Only 6% percent of African women overall participate in higher education processes as students, faculty or administrators. In African countries targeted by ASEC programming, the professions in greatest need for prepared individuals were:
- Teaching – In all countries served by ASEC, teacher/student ratios are high as primary education has become more inclusive; or when there are teachers, they are untrained having been recruited out of necessity.
- Nursing and healthcare professions – The need for well-trained medical professionals is also a pan-African need. In Ghana, for example, the 2008 average individual-to-nurse ratio was 1,353:1.
- Administration – As sisters take on greater responsibilities, and in order to run and manage the institutions and projects that sisters oversee, there is a great need for general management and administration skills.
- Psycho-social – Trauma caused by war, the HIV/AIDS pandemic, extreme poverty, abuse, cultural inhibitions and barriers, in addition to other problems, have increased the need for counseling services to the people; sisters working as counselors help mend emotional wounds.

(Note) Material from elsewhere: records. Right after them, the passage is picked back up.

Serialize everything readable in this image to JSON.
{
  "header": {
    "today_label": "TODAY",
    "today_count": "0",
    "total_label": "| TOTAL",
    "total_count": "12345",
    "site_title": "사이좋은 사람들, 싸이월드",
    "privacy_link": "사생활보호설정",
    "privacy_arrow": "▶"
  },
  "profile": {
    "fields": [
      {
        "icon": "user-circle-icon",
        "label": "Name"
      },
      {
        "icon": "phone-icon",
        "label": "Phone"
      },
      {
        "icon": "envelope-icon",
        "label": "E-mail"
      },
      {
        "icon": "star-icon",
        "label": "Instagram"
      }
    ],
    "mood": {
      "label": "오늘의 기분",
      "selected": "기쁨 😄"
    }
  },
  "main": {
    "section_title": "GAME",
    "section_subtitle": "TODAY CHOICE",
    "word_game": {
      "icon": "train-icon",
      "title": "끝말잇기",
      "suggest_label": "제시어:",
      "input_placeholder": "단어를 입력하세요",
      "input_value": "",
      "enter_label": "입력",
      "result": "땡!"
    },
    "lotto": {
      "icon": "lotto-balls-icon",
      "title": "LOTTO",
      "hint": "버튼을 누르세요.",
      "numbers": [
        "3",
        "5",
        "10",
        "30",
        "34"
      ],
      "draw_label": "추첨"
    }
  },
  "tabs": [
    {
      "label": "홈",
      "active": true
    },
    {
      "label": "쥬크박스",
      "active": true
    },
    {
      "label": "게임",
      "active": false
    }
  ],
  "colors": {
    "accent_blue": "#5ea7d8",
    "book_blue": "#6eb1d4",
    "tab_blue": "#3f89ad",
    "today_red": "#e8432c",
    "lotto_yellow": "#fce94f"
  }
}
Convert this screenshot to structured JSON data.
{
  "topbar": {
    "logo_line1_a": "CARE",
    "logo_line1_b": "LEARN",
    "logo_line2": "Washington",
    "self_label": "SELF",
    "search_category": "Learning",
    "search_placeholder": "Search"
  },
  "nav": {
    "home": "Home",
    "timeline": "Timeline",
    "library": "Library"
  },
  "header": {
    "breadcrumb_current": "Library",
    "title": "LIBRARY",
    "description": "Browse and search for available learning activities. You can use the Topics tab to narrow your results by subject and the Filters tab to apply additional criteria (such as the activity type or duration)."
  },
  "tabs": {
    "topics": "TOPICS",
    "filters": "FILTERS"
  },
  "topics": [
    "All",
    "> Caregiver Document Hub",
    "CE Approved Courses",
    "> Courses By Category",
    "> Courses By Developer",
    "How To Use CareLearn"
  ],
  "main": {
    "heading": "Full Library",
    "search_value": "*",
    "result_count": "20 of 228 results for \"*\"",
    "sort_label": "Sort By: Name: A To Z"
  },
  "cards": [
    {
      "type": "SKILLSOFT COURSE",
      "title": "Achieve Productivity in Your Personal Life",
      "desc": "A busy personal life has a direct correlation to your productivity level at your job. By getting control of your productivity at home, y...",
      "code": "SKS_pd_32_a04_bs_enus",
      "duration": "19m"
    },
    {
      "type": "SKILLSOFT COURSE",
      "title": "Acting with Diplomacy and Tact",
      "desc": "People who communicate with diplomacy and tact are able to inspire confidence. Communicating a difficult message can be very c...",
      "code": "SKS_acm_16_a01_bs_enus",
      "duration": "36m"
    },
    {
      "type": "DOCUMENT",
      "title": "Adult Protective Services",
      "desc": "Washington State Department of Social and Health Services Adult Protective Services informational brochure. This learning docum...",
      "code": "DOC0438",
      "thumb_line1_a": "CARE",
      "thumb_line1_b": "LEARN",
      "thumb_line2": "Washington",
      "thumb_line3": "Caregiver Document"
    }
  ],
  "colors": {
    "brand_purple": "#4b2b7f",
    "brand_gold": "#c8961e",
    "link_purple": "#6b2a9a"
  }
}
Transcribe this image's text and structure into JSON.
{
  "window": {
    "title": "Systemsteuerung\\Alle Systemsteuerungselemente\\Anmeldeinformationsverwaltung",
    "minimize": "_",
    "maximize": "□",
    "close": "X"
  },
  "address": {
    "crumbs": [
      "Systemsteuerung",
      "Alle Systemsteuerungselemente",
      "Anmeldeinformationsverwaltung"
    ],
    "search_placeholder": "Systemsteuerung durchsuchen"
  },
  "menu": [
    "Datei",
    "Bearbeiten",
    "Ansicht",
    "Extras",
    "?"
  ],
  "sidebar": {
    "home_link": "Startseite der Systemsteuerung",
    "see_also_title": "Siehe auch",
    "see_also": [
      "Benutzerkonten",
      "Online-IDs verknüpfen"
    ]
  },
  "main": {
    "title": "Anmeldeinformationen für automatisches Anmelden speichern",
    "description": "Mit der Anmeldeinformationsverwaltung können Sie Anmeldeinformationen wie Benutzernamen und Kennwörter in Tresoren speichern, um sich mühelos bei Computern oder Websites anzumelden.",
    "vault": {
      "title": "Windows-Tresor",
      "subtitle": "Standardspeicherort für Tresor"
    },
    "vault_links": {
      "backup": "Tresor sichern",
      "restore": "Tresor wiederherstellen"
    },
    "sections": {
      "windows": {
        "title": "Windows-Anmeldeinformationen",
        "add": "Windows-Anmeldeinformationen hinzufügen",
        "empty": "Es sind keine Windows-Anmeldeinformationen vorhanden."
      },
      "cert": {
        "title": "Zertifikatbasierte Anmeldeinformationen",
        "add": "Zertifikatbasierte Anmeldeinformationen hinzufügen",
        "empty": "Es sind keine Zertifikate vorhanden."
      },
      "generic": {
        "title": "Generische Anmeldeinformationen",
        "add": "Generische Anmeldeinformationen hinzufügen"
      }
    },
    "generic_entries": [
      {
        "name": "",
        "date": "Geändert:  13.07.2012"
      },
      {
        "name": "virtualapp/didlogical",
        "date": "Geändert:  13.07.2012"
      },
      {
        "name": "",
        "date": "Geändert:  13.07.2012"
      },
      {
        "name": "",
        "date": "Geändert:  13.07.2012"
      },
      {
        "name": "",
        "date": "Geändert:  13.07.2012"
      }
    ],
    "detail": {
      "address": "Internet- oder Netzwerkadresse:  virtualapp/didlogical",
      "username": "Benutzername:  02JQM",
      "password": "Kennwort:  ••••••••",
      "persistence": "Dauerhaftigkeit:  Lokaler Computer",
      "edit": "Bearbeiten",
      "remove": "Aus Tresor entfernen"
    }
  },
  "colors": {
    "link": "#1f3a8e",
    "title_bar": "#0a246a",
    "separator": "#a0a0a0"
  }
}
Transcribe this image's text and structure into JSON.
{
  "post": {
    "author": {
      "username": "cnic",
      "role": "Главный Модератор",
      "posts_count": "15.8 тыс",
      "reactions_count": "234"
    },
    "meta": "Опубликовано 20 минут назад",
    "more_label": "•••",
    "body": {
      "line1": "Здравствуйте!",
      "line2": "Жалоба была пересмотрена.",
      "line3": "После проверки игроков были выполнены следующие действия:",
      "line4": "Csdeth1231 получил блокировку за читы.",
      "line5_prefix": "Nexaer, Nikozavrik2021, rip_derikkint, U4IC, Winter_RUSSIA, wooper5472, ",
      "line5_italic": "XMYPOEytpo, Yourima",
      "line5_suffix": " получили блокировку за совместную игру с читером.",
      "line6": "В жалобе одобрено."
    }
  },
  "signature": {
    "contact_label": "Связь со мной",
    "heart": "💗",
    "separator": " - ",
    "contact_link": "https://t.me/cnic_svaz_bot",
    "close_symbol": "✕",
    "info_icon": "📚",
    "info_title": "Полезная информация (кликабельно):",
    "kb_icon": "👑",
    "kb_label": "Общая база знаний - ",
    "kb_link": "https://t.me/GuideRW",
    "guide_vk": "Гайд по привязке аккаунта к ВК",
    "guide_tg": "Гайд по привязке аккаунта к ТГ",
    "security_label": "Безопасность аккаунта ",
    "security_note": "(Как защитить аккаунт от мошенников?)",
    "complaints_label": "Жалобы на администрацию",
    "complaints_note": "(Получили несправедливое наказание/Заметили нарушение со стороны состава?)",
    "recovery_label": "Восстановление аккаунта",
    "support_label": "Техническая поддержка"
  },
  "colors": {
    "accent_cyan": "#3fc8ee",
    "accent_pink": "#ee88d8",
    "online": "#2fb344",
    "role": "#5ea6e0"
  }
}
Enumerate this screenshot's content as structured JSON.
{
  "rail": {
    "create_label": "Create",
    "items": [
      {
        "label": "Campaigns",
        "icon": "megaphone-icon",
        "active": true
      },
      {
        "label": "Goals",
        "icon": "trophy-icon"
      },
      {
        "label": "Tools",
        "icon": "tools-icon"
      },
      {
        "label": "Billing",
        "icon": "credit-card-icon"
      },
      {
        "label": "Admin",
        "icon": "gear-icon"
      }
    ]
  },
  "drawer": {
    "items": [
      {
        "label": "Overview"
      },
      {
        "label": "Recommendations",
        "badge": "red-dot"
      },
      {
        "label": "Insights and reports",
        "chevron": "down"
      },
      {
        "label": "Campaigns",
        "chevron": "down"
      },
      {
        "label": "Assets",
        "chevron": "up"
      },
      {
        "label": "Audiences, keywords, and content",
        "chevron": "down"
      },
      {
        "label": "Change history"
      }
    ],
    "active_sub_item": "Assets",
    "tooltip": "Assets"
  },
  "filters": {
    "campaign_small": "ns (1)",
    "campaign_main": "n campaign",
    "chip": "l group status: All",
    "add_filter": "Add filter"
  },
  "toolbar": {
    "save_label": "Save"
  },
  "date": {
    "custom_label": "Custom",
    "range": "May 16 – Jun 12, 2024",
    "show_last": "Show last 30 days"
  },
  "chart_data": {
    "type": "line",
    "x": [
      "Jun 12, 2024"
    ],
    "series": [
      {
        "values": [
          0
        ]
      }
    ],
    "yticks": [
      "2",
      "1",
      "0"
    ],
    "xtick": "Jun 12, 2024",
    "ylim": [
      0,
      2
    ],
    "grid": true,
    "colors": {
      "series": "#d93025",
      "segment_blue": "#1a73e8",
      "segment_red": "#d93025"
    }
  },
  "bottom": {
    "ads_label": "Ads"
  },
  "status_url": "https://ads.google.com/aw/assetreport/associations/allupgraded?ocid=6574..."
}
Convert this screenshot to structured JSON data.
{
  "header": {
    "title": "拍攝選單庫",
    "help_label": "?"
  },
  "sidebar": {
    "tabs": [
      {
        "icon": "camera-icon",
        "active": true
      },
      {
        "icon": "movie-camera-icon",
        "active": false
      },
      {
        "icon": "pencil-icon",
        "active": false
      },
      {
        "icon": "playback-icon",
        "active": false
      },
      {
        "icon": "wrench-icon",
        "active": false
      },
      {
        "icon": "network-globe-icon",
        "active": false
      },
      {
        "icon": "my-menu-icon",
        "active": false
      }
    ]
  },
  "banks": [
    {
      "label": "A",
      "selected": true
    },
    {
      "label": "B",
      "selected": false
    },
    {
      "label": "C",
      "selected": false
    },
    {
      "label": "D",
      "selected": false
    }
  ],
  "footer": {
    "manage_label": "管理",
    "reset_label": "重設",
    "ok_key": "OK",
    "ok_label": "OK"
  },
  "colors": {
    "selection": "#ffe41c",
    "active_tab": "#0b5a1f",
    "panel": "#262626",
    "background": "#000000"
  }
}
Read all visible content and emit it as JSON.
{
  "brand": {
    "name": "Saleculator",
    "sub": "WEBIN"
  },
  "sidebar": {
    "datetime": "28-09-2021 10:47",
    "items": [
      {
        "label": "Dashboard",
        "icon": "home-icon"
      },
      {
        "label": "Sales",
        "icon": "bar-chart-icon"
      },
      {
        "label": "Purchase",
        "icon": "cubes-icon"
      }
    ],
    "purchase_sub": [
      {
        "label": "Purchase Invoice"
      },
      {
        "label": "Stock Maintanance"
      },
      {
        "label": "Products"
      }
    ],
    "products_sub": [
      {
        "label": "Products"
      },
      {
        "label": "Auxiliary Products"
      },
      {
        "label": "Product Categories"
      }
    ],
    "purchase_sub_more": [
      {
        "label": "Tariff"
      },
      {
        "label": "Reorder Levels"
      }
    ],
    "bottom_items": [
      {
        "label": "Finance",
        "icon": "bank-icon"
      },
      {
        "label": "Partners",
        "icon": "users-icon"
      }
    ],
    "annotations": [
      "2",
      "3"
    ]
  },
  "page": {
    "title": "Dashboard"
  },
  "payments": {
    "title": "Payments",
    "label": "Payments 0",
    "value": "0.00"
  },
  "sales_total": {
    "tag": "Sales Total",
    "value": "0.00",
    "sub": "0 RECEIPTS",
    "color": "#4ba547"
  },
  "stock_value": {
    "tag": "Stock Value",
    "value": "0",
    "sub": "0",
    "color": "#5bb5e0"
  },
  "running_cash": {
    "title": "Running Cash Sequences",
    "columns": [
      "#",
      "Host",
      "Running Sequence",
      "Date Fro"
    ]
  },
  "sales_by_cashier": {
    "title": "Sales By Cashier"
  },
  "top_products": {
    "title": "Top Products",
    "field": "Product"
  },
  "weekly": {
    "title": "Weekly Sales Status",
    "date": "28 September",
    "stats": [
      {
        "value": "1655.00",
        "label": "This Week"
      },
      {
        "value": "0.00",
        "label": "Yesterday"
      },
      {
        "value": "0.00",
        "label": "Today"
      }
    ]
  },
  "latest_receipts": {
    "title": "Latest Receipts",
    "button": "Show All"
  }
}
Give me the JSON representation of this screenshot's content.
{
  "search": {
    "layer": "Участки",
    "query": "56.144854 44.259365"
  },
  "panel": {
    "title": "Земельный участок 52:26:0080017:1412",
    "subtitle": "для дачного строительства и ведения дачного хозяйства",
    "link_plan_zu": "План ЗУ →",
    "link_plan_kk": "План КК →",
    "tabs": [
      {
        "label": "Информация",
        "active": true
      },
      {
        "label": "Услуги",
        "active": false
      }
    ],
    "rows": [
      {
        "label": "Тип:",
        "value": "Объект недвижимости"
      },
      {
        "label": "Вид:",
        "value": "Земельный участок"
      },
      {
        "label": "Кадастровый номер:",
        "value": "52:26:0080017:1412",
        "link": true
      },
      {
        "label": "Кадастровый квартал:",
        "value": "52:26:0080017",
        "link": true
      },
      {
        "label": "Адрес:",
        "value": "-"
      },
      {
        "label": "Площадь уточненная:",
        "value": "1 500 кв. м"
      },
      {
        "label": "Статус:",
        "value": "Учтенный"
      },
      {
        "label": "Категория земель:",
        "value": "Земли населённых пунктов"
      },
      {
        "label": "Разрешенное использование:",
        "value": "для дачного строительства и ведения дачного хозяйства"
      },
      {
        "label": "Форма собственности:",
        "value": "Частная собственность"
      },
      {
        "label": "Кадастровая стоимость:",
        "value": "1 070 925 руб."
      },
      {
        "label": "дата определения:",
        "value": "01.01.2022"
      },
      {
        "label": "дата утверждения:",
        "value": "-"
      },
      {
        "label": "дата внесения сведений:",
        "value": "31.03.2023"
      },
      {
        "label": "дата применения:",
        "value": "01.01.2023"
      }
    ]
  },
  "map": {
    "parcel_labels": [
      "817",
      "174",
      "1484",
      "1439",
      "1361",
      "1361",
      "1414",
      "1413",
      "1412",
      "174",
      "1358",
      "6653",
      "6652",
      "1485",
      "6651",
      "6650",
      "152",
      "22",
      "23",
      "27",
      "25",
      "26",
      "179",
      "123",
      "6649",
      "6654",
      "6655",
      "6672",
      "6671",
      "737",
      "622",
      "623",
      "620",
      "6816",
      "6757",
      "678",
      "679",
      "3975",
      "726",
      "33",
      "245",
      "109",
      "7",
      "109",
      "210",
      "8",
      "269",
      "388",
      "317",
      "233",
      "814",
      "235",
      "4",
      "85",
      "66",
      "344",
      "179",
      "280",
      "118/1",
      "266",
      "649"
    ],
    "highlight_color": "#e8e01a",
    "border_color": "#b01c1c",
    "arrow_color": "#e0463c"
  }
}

- Social Services – Sisters run social welfare programs for unwed mothers, orphanages, elderly care, and health dispensaries for those who otherwise do not have access, among others. Governments are often unable to meet the needs of the people; sisters and their ministries often step in when there are no other alternatives.
30% of the sisters serve in social service-related ministries
Catholic sisters work to advance human development in some of the most impoverished and marginalized communities around the world. In particular, they are an integral part of many health care systems. According to a 2014/15 survey conducted by the African Sisters Education Collaborative (ASEC), 30% of the sisters serve in social service-related ministries, including HIV/AIDS programs, nursing, and women’s development centers. The congregations surveyed own 118 health care centers and 35 hospitals.
It is essential, therefore, that sisters have the resources and clinical skills to do their work, as well as the advocacy and leadership training to ensure that they have a voice in local health policy and budget decisions. Recent grants from the Conrad N. Hilton Foundation illustrate how meeting the sisters’ needs also addresses larger societal problems.